Les juridictions pourraient également prononcer les peines complémentaires de suspension du permis de conduire, d'annulation du permis de conduire avec interdiction de solliciter la délivrance d'un nouveau permis pendant trois ans au plus, de travail d'intérêt général, enfin de jours-amende.

La commission de ce délit donnerait lieu à un retrait de points du permis de conduire égal à la moitié du nombre de points initial.

En cas de récidive, les peines complémentaires de confiscation ou d'immobilisation de véhicule pourraient être prononcées.

Enfin, en cas d'homicide involontaire ou de blessures involontaires, les peines prévues pour ces délits seraient portées au double si l'infraction était commise simultanément au délit de conduite après usage de stupéfiants.

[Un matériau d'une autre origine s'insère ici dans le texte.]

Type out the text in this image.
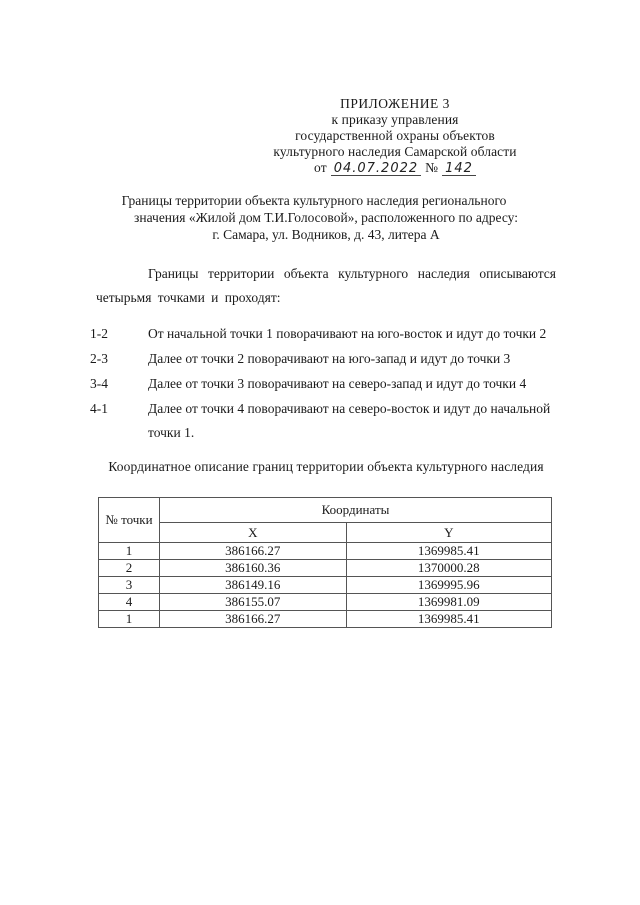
ПРИЛОЖЕНИЕ 3
к приказу управления
государственной охраны объектов
культурного наследия Самарской области
от 04.07.2022 № 142
Границы территории объекта культурного наследия регионального
значения «Жилой дом Т.И.Голосовой», расположенного по адресу:
г. Самара, ул. Водников, д. 43, литера А
Границы территории объекта культурного наследия описываются четырьмя точками и проходят:
1-2	От начальной точки 1 поворачивают на юго-восток и идут до точки 2
2-3	Далее от точки 2 поворачивают на юго-запад и идут до точки 3
3-4	Далее от точки 3 поворачивают на северо-запад и идут до точки 4
4-1	Далее от точки 4 поворачивают на северо-восток и идут до начальной
точки 1.
Координатное описание границ территории объекта культурного наследия
№ точки	Координаты	
	X	Y
1	386166.27	1369985.41
2	386160.36	1370000.28
3	386149.16	1369995.96
4	386155.07	1369981.09
1	386166.27	1369985.41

B. UN DÉPISTAGE DES STUPÉFIANTS FORTEMENT ÉLARGI

La proposition de loi tend à élargir de manière substantielle les hypothèses de dépistage des stupéfiants :

- l'article 2 modifie l'article L. 235-1 du code de la route, qui prévoit un dépistage systématique en cas d'accident mortel et facultatif en cas d'accident corporel, pour prévoir un dépistage systématique sur tous les conducteurs impliqués dans un accident corporel ;

- l'article premier tend à insérer un article L. 235-4 dans le code de la route pour permettre aux officiers de police judiciaire ou aux agents de police judiciaire de faire procéder à des épreuves de dépistage des stupéfiants, même en l'absence d'infraction ou d'accident, sur tout conducteur à l'encontre duquel il existe une ou plusieurs raisons plausibles de soupçonner qu'il a conduit après avoir fait usage de stupéfiants.